Monday, March 28, 2011

Lessons from a (Mostly) Black Lab


I have always preferred the company of cats to the rambunctious, slobbery affection of dogs, but there is something about a dog that lifts your spirits in a way that no cat can.

Of course cats know when you are upset and offer their support as lap warmer, gentle conversationalist, or sometimes just sitting close by and keeping a watchful eye on you. All that is much appreciated, but for sheer escapism there is something about a dog and a ball that is unrivaled.

I am back in Indiana. I left hastily on a day when the sweet soft air made it that much harder to leave home. I came back quickly because my small beleaguered family had suffered a loss. I am back here trying to fit in and do whatever I can to help the ragged edges of that emptiness where a person used to be heal as easily as possible.
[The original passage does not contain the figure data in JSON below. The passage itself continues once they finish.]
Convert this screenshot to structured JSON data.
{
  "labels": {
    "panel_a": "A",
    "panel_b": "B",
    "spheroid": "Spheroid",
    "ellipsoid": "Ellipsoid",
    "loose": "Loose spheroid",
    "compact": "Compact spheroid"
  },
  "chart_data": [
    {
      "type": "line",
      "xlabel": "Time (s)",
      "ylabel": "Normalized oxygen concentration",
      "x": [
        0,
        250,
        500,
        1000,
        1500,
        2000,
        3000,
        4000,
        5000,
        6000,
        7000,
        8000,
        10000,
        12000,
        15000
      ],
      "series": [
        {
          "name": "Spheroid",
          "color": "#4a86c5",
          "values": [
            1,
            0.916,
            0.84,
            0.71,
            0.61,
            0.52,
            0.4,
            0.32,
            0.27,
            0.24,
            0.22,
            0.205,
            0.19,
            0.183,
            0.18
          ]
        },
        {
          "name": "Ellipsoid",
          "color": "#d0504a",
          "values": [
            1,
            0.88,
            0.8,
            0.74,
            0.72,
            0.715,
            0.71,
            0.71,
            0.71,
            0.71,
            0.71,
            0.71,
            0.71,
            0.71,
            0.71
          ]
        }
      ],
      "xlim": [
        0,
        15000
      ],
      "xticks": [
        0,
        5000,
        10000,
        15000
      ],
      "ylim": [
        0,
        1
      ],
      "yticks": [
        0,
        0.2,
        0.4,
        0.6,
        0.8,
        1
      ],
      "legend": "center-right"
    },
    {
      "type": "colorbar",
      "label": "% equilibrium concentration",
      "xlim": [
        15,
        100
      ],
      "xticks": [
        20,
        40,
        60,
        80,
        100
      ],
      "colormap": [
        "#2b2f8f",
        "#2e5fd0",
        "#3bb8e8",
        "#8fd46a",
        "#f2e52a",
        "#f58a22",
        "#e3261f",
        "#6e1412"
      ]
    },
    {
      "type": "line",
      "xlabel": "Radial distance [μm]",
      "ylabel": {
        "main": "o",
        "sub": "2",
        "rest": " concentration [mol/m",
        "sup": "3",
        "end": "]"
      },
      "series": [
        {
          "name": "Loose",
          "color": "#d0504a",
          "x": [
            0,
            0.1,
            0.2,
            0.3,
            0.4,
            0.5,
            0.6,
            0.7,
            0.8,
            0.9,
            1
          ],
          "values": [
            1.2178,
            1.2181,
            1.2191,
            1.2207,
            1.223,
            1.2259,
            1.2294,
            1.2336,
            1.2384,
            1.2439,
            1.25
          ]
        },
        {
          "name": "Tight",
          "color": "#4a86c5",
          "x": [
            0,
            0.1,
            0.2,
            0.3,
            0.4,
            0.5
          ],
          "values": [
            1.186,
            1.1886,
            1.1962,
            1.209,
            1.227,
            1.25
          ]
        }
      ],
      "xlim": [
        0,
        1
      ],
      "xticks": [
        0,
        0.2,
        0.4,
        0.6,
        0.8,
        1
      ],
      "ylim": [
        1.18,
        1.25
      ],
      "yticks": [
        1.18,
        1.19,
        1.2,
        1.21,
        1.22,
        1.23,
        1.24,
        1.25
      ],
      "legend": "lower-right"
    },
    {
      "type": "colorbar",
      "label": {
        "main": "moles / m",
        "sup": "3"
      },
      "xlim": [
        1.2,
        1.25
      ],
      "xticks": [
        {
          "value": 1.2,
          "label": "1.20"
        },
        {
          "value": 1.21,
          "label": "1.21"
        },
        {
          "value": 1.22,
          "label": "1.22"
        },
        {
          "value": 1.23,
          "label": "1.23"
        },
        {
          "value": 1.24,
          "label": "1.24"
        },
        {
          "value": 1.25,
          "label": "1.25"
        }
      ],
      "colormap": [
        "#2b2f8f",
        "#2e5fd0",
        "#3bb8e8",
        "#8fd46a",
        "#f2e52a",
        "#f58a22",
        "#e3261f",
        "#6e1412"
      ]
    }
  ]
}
Rescue, a (mostly) black Labrador, was grieving along with the rest of us. I thought I'd help cheer him up by playing with him and one of his brand new tennis balls. As often happens, I got at least as much from Rescue as he got from me. Rescue in his unfathomable doggie wisdom had managed to do more than my old friend J Alfred Prufrock could do. J Alfred bathed in his existential anguish while Rescue just got on with it and did in fact "squeeze the universe into a ball."

Sunday, March 06, 2011

Climbing Snowdrop Hill

I have been at a loss for words many times in my life. I have also had panic attacks at a keyboard or typewriter that froze my fingers or curdled my prose, but the past month I have had the place that words come from stuck tighter than an accordion with its leather strap firmly in place and stowed in its carrying case.
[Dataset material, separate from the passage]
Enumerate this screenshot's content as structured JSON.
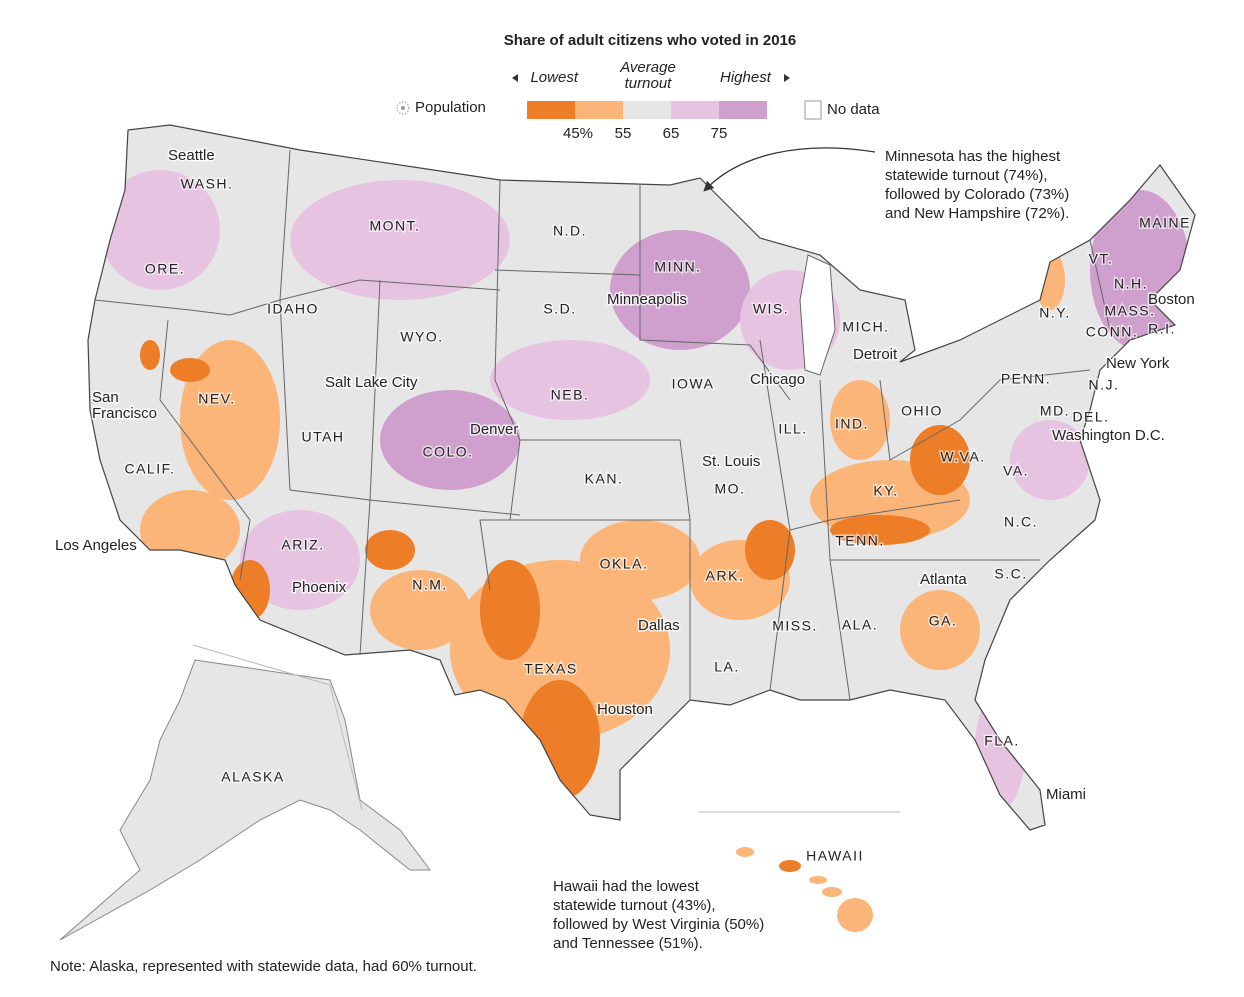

I am not altogether certain what caused that clamping down, but fortunately it has eased a bit.

Lately more often than walking down to the moss, I head up the hill. Without my noticing it, the colour has started coming back into the world. And while I was trudging up the hill trying to outrun my own wordlessness, the snowdrops were getting on with their own work as well.

Yesterday I walked out in a perfect spring day-- soft golden light, occasional whisper-breezes, and a discernible rhythm of resurgence. The cattle at the edge of the road did no more than lift their eyes as I passed by. The gorse were giggling with their little yellow tips just waiting to burst out into uproarious hilarity.
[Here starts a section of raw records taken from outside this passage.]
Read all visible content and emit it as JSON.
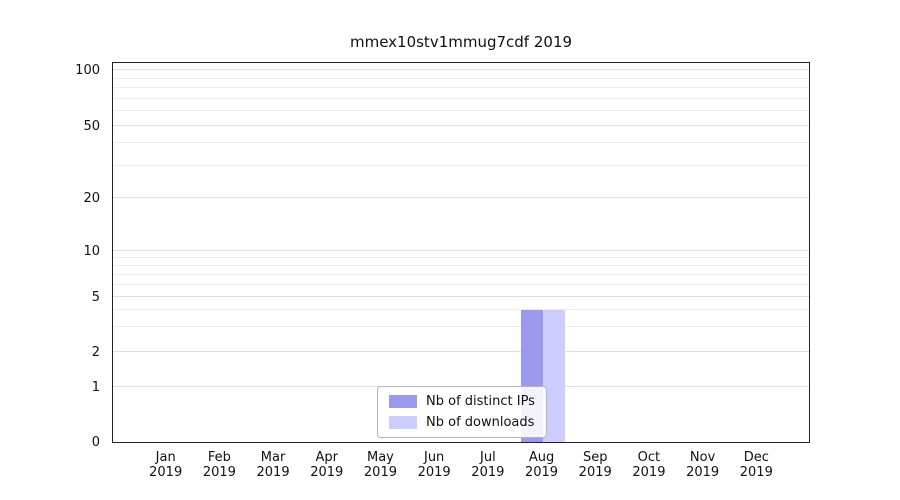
{
  "chart_data": {
    "type": "bar",
    "title": "mmex10stv1mmug7cdf 2019",
    "categories": [
      "Jan",
      "Feb",
      "Mar",
      "Apr",
      "May",
      "Jun",
      "Jul",
      "Aug",
      "Sep",
      "Oct",
      "Nov",
      "Dec"
    ],
    "year_label": "2019",
    "series": [
      {
        "name": "Nb of distinct IPs",
        "color": "#9999ee",
        "values": [
          0,
          0,
          0,
          0,
          0,
          0,
          0,
          4,
          0,
          0,
          0,
          0
        ]
      },
      {
        "name": "Nb of downloads",
        "color": "#ccccff",
        "values": [
          0,
          0,
          0,
          0,
          0,
          0,
          0,
          4,
          0,
          0,
          0,
          0
        ]
      }
    ],
    "y_ticks": [
      0,
      1,
      2,
      5,
      10,
      20,
      50,
      100
    ],
    "y_minor_gridlines": [
      3,
      4,
      6,
      7,
      8,
      9,
      30,
      40,
      60,
      70,
      80,
      90
    ],
    "ylim": [
      0,
      110
    ],
    "yscale": "log-like",
    "grid": true,
    "legend": {
      "position": "bottom-center",
      "entries": [
        "Nb of distinct IPs",
        "Nb of downloads"
      ]
    }
  }
}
At the top of the hill I was gifted with one of the quirks of a quiet day--from the distant lochan I head the hard working downbeat of a swan's wing. Having been alerted by a sound like a sheet flapping on the clothesline, I paused to watch a pair of swans descending to the loch. The quirk of wind that sent the sound had shifted, so I watched in silence as the swans circled gracefully and then came flapping onto the surface--wide feet outstretched to brake their descent with all the grace of school boys careening down a well polished corridor. In a moment, they were down and folding their wings into the model of aquatic grace for which they are noted and admired, but I had caught them in that unguarded awkwardness suspended between two worlds.